Заманский согласно кивнул, придержал горящего нетерпением приятеля: – Ну, что? Вернёмся в прокуратуру? Оформишь честь по чести, изымем содержимое ячейки и назавтра вызовем Порехина? – Ещё чего? Время терять, – с негодованием отмёл предложение Лукинов. Он только что не перебирал каблуками. – Прямо в магазине тёпленьким возьмём, чтоб не успел очухаться. А бумаги от нас и так не уйдут.

13

За час до закрытия магазина Петюня Порехин в вечной фланельке, облокотившись на перила крыльца, выглядывал переулок.
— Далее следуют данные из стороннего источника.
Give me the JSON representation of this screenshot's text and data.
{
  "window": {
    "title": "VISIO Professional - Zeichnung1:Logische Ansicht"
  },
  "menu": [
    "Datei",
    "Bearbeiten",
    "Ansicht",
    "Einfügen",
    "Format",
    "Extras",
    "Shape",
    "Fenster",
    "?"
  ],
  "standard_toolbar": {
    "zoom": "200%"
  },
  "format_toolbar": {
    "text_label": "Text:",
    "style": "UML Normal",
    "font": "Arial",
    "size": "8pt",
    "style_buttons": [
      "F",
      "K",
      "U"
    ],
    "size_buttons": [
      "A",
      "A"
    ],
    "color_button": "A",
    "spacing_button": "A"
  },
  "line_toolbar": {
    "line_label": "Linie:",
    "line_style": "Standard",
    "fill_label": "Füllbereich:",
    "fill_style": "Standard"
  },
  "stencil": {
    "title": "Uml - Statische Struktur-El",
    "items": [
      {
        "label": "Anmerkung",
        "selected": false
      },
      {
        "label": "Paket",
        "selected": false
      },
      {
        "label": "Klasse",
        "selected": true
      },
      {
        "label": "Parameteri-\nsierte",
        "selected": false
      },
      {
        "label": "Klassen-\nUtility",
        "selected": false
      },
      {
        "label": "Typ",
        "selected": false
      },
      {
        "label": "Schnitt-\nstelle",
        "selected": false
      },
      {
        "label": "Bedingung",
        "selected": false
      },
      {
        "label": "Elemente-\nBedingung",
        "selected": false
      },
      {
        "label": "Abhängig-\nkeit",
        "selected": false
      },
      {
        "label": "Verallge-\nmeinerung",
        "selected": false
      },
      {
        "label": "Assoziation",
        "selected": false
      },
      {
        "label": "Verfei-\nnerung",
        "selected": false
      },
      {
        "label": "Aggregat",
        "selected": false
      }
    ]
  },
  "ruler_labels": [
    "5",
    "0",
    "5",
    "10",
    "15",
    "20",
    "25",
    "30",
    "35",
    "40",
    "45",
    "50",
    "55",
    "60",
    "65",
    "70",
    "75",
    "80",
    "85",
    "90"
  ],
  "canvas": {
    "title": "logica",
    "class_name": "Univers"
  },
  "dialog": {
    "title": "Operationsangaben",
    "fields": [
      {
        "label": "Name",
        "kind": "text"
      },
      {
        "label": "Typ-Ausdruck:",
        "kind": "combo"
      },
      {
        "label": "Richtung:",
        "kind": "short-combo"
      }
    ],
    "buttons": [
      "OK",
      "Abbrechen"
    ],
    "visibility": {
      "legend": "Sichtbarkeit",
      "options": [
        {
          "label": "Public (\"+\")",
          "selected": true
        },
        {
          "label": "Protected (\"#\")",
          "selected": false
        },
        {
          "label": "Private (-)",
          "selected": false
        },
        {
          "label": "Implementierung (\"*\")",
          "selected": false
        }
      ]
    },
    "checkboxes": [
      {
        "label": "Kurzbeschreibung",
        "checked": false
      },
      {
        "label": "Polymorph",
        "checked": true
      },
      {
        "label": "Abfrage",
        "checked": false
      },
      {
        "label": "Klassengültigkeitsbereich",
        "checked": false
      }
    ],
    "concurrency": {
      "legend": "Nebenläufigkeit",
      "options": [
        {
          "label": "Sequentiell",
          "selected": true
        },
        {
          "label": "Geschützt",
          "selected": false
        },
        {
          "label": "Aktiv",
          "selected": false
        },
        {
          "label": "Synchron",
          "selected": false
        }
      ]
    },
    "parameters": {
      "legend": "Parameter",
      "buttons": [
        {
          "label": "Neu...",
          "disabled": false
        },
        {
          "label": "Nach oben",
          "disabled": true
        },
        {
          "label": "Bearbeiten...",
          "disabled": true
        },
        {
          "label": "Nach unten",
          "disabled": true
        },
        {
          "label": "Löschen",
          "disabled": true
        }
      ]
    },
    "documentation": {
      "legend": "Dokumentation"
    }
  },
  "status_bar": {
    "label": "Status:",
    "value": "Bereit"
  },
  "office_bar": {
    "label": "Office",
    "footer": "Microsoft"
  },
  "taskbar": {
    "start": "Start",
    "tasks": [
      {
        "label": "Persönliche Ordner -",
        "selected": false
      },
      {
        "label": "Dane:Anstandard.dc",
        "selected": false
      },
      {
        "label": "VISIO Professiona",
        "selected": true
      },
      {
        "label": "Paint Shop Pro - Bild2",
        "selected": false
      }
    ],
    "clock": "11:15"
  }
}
Только привычного хищнического азарта ни в позе, ни во взгляде Заманский не заметил. Напротив, малиновый румянец полинял, да и сами наливные щечки одрябли, будто прихваченные внезапным морозцем. Глубокая, как ров, морщина прорезала гладкий, безмятежный лоб. Всего за несколько дней моложавый Петюня резко сдал. Тяжкая дума грызла изнутри преуспевающего антиквара.

– А, господа следователи, – вяло поприветствовал он подошедших. – Наслышан, Виктор Григорьевич, как вы измышлённое самоубийство вскрыли. Это вы ловкий молодец.

– Надо поговорить,  – З аманский, безразличный к лести, жестом предложил зайти в магазин. Не спрашивая, прикрыл дверь, перевернул табличку надписью «закрыто» наружу, заглянул в подсобку, убеждаясь, что пуста. Лукинов с той же целью прошёлся по торговому залу. Порехин, примостившись на поручне плетёного кресла-каталки, безучастно наблюдал за суетящимися следователями. – Вы уж лучше прямо говорите, с чем пришли. Может, и так подскажу, – предложил он.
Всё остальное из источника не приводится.